Compared to the humans, the demons (in the nebulous glimpses we've seen) actually have the right idea in killing all the humans. There isn't much to save between the religious intolerance and the violence and the institutionalized rapes and the lack of roles for women and the constant demands to make babies that no one wants so they can be thrown as a diversion into the war against the demons.

If I were a woman in this book's world, I would kill myself after spending some time explaining to all the other women that the only thing that's going to stop the ill treatment is for there to be no women to be abused and impregnated. It might mean the end of humanity, but there isn't anything worth saving there anyway.
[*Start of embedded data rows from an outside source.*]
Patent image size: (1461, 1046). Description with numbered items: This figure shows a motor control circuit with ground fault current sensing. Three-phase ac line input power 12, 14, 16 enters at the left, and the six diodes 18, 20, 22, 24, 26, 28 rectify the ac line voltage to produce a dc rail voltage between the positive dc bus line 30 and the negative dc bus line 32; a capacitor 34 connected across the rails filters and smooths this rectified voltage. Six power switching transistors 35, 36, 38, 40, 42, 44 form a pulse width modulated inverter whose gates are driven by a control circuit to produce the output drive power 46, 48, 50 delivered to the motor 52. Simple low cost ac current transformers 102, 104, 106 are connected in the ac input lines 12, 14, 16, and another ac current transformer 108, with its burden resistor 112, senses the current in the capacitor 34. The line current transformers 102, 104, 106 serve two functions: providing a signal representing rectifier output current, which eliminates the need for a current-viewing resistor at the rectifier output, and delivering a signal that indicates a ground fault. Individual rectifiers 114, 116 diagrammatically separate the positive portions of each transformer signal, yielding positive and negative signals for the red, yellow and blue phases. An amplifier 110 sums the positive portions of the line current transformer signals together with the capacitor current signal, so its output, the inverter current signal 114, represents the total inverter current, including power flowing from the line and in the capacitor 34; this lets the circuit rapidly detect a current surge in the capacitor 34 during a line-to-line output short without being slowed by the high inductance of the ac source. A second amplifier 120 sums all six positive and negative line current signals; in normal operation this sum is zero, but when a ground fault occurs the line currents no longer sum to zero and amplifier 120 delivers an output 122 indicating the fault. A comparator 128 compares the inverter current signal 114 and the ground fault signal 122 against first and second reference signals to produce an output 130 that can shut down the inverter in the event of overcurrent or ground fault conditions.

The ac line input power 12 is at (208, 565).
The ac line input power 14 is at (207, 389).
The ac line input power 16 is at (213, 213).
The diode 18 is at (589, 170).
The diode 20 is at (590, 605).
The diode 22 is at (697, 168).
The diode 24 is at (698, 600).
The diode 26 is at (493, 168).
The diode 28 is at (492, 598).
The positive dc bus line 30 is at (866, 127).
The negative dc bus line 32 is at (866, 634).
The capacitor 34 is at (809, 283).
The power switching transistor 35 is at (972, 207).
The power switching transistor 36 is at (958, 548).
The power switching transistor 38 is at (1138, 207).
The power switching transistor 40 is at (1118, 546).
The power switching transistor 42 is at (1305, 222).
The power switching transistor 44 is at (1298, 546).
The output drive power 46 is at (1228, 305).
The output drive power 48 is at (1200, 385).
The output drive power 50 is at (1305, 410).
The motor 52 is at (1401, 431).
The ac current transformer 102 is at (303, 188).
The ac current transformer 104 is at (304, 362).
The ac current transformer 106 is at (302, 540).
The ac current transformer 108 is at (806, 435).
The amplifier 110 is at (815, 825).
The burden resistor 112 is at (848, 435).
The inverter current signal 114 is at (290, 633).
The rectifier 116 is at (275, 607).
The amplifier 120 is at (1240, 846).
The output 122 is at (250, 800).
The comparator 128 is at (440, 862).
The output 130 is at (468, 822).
Of course, if I were a woman in that world, I wouldn't actually be aware that there were other options. Sapir-Whorf. When there aren't words for it, the concept cannot exist. That's what oppresses women in Islamic countries now. Even though it's obvious to the rest of the world that they're abused, even though we could probably make room for them as refugees, they don't actually leave. Of course we can't bring them to America which continually passes laws restricting the rights of women to be full-fledged human beings in the false name of Jesus. I just cannot imagine the Jesus as described in the canonical texts being as much of an asshole as the overtly god-ridden men running the government...

So, anyway, The Desert Spear is mediocre-ly written compared to the first book, it needed to have bucketloads of boring shit excised, it needed to actually have a fucking plot (one with less unwanted fucking too), and it's guilty of the author not having an imagination sufficient to writing a world that doesn't just import all the current problems. Without the boring shit parts where we're shown the villain learning to be a bigger asshole, the book is just a repositioning cruise. Characters are shuffled around so they're in the right spots when something happens later. There wasn't any real reason for this book to exist, it could have been summed up by a chapter explaining the new evil invading and how X, Y, and Z were sent to "Paris" to bargain for troops. Instead we have a whole book of religious fanaticism and rape fantasy porn.


I won't be reading the third book or anything else by the author.